Certains medias ne font pourtant pas référence à cette mobilisation et mettent en avant  d’autres facteurs qui auraient permis l’abandon par l’enseigne de la plainte pour vol – et donc de la procédure de licenciement. Libération par exemple (Caissière accusée de vol : Cora abandonne la procédure de licenciement),  ou encore le Monde ( Cora renonce à accuser la caissière accusée de vol, à partir de la même dépêche AFP) évoquent l’intervention d’une élue locale et d’un parti politique auprès de la direction, sans mentionner le rôle des internautes.


Nous avons mobilisé les outils de linkfluence pour tenter de mieux comprendre la place et la contribution du web à cette séquence médiatique extrêmement rapide.
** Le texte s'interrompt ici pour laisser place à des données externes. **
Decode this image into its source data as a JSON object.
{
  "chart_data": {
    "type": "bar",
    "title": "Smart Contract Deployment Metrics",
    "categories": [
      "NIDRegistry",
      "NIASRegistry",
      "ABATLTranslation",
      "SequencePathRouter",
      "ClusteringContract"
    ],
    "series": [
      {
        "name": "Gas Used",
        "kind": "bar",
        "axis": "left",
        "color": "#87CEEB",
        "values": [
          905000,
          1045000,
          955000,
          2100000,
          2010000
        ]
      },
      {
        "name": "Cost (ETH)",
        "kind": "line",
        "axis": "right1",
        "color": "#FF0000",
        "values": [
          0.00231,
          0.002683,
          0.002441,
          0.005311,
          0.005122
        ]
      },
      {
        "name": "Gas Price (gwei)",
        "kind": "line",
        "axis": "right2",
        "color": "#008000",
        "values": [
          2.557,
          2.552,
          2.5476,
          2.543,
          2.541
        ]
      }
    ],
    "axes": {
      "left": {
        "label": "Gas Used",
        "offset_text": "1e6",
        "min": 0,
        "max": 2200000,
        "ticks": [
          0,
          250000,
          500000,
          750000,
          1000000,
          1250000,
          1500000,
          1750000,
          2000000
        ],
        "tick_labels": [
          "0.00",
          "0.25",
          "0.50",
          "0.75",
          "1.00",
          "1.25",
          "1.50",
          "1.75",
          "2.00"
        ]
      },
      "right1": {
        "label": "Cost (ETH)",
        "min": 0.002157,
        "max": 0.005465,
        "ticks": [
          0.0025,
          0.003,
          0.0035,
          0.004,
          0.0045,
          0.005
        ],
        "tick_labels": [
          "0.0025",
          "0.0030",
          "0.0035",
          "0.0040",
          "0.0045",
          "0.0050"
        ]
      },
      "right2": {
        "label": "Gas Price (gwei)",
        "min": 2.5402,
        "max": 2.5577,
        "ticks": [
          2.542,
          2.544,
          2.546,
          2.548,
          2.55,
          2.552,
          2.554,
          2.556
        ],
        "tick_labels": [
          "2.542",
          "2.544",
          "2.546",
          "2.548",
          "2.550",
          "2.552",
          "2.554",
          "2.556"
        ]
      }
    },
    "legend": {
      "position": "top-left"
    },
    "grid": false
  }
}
Facebook – Twitter : même combat ?

Si l’on met en parallèle, heure par heure, les publications des deux réseaux sociaux, on observe que les sursauts interviennent simultanément et que le rythme y est sensiblement identique, comme un seul et unique indicateur de la colère des internautes face à l’injustice de Cora. Une seule lutte, unie et commune… Ci-dessous, la courbe bleue cumule les commentaires publiés sur la page Facebook de l’enseigne ainsi que les « Like » qui leur ont été attribués. Les premiers sommets (la matinée du 26 octobre) font suite à la reprise massive de l’article de l’Express sur twitter. Après l’accalmie de la nuit, l’activité reprend pour partager l’annonce de la victoire (comme ici, ou ) dans un mouvement identique sur les deux réseaux sociaux.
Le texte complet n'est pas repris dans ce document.